IEEE/ACM Trans Comput Biol Bioinform. 2018 Sep-Oct;15(5):1405-1412. doi: 10.1109/TCBB.2018.2859380. Epub 2018 Jul 24.
The dramatically decreasing costs of DNA sequencing have triggered more than a million humans to have their genotypes sequenced. Moreover, these individuals increasingly make their genomic data publicly available, thereby creating privacy threats for themselves and their relatives because of their DNA similarities. More generally, an entity that gains access to a significant fraction of sequenced genotypes might be able to infer even the genomes of unsequenced individuals. In this paper, we propose a simulation-based model for quantifying the impact of continuously sequencing and publicizing personal genomic data on a population's genomic privacy. Our simulation probabilistically models data sharing and takes into account events such as migration and interracial mating. We exemplarily instantiate our simulation with a sample population of 1,000 individuals and evaluate the privacy under multiple settings over 6,000 genomic variants and a subset of phenotype-related variants. Our findings demonstrate that an increasing sharing rate in the future entails a substantial negative effect on the privacy of all older generations. Moreover, we find that mixed populations face a less severe erosion of privacy over time than more homogeneous populations. Finally, we demonstrate that genomic-data sharing can be much more detrimental for the privacy of the phenotype-related variants.

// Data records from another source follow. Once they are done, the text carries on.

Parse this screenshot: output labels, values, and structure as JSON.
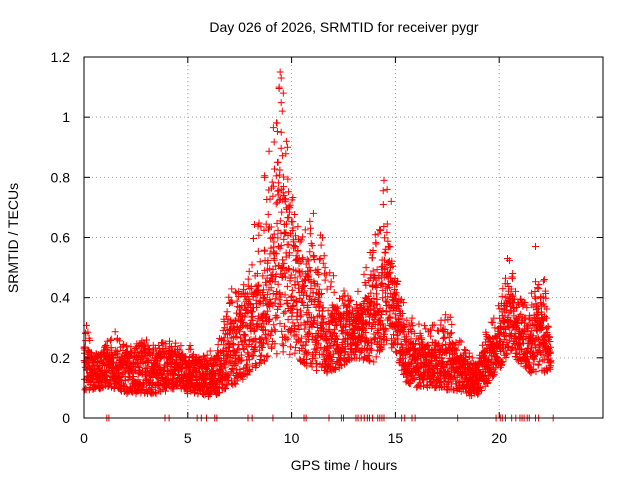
{
  "chart_data": {
    "type": "scatter",
    "title": "Day 026 of 2026, SRMTID for receiver pygr",
    "xlabel": "GPS time / hours",
    "ylabel": "SRMTID / TECUs",
    "xlim": [
      0,
      25
    ],
    "ylim": [
      0,
      1.2
    ],
    "x_ticks": [
      0,
      5,
      10,
      15,
      20
    ],
    "x_tick_labels": [
      "0",
      "5",
      "10",
      "15",
      "20"
    ],
    "y_ticks": [
      0,
      0.2,
      0.4,
      0.6,
      0.8,
      1.0,
      1.2
    ],
    "y_tick_labels": [
      "0",
      "0.2",
      "0.4",
      "0.6",
      "0.8",
      "1",
      "1.2"
    ],
    "grid": true,
    "marker": "plus",
    "color": "#ff0000",
    "series": [
      {
        "name": "SRMTID",
        "note": "Approximate envelope of the scatter: [hour, typical_low, typical_high, peak] for half-hour bins, plus isolated spikes.",
        "envelope": [
          [
            0.0,
            0.09,
            0.24,
            0.36
          ],
          [
            0.5,
            0.09,
            0.2,
            0.22
          ],
          [
            1.0,
            0.1,
            0.21,
            0.24
          ],
          [
            1.5,
            0.09,
            0.22,
            0.3
          ],
          [
            2.0,
            0.08,
            0.21,
            0.24
          ],
          [
            2.5,
            0.08,
            0.21,
            0.25
          ],
          [
            3.0,
            0.08,
            0.22,
            0.26
          ],
          [
            3.5,
            0.08,
            0.21,
            0.24
          ],
          [
            4.0,
            0.09,
            0.22,
            0.27
          ],
          [
            4.5,
            0.1,
            0.22,
            0.25
          ],
          [
            5.0,
            0.08,
            0.19,
            0.25
          ],
          [
            5.5,
            0.08,
            0.18,
            0.21
          ],
          [
            6.0,
            0.07,
            0.18,
            0.22
          ],
          [
            6.5,
            0.08,
            0.21,
            0.26
          ],
          [
            7.0,
            0.1,
            0.32,
            0.42
          ],
          [
            7.5,
            0.12,
            0.35,
            0.47
          ],
          [
            8.0,
            0.14,
            0.4,
            0.56
          ],
          [
            8.5,
            0.17,
            0.45,
            0.8
          ],
          [
            9.0,
            0.2,
            0.6,
            0.95
          ],
          [
            9.5,
            0.22,
            0.8,
            1.15
          ],
          [
            10.0,
            0.2,
            0.65,
            0.76
          ],
          [
            10.5,
            0.18,
            0.45,
            0.62
          ],
          [
            11.0,
            0.16,
            0.48,
            0.68
          ],
          [
            11.5,
            0.15,
            0.4,
            0.6
          ],
          [
            12.0,
            0.15,
            0.36,
            0.48
          ],
          [
            12.5,
            0.17,
            0.38,
            0.43
          ],
          [
            13.0,
            0.2,
            0.34,
            0.38
          ],
          [
            14.0,
            0.18,
            0.45,
            0.6
          ],
          [
            14.5,
            0.25,
            0.55,
            0.79
          ],
          [
            15.0,
            0.22,
            0.42,
            0.48
          ],
          [
            15.5,
            0.12,
            0.26,
            0.36
          ],
          [
            16.0,
            0.1,
            0.24,
            0.32
          ],
          [
            16.5,
            0.1,
            0.24,
            0.34
          ],
          [
            17.0,
            0.1,
            0.25,
            0.33
          ],
          [
            17.5,
            0.09,
            0.24,
            0.35
          ],
          [
            18.0,
            0.09,
            0.22,
            0.31
          ],
          [
            18.5,
            0.07,
            0.18,
            0.23
          ],
          [
            19.0,
            0.08,
            0.18,
            0.22
          ],
          [
            19.5,
            0.12,
            0.25,
            0.32
          ],
          [
            20.0,
            0.16,
            0.3,
            0.38
          ],
          [
            20.5,
            0.22,
            0.42,
            0.53
          ],
          [
            21.0,
            0.18,
            0.33,
            0.4
          ],
          [
            21.5,
            0.15,
            0.3,
            0.4
          ],
          [
            22.0,
            0.15,
            0.4,
            0.57
          ],
          [
            22.5,
            0.15,
            0.24,
            0.27
          ]
        ],
        "spikes": [
          [
            9.45,
            1.15
          ],
          [
            9.5,
            1.13
          ],
          [
            9.4,
            1.1
          ],
          [
            9.6,
            1.08
          ],
          [
            9.55,
            1.02
          ],
          [
            9.3,
            0.98
          ],
          [
            9.5,
            0.95
          ],
          [
            9.75,
            0.92
          ],
          [
            9.8,
            0.9
          ],
          [
            9.35,
            0.85
          ],
          [
            8.7,
            0.8
          ],
          [
            14.45,
            0.79
          ],
          [
            14.6,
            0.76
          ],
          [
            14.8,
            0.72
          ],
          [
            11.05,
            0.68
          ],
          [
            21.75,
            0.57
          ],
          [
            20.4,
            0.53
          ]
        ],
        "zero_points": [
          1.1,
          1.2,
          3.9,
          4.1,
          5.45,
          5.65,
          5.9,
          6.3,
          6.4,
          7.9,
          8.1,
          9.1,
          10.6,
          10.7,
          11.8,
          12.4,
          12.5,
          13.1,
          13.2,
          13.35,
          13.5,
          13.65,
          13.75,
          13.9,
          14.15,
          14.25,
          14.35,
          14.45,
          15.3,
          15.45,
          15.8,
          15.95,
          18.0,
          19.85,
          20.05,
          20.15,
          20.3,
          20.6,
          20.8,
          21.0,
          21.1,
          21.2,
          21.35,
          21.45,
          21.75,
          21.9,
          22.6
        ]
      }
    ]
  }
}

DNA 测序成本的大幅下降促使超过 100 万人对自己的基因型进行了测序。此外,这些个体越来越多地公开他们的基因组数据,从而对他们自己和他们的亲属造成隐私威胁,因为他们的 DNA 相似。更普遍地说,一个能够访问大量测序基因型的实体可能能够推断出甚至未测序个体的基因组。在本文中,我们提出了一个基于模拟的模型,用于量化不断测序和公开个人基因组数据对人群基因组隐私的影响。我们的模拟概率模型数据共享,并考虑了数据共享等事件,例如迁移和跨种族交配。我们使用 1000 个人的样本人口实例化我们的模拟,并在 6000 多个基因组变体和表型相关变体的子集上的多个设置下评估隐私。我们的研究结果表明,未来分享率的增加将对所有老一代的隐私产生实质性的负面影响。此外,我们发现,混合人群随着时间的推移,隐私受到的侵蚀程度比更同质的人群要小。最后,我们证明了基因组数据共享对表型相关变体的隐私可能造成更大的损害。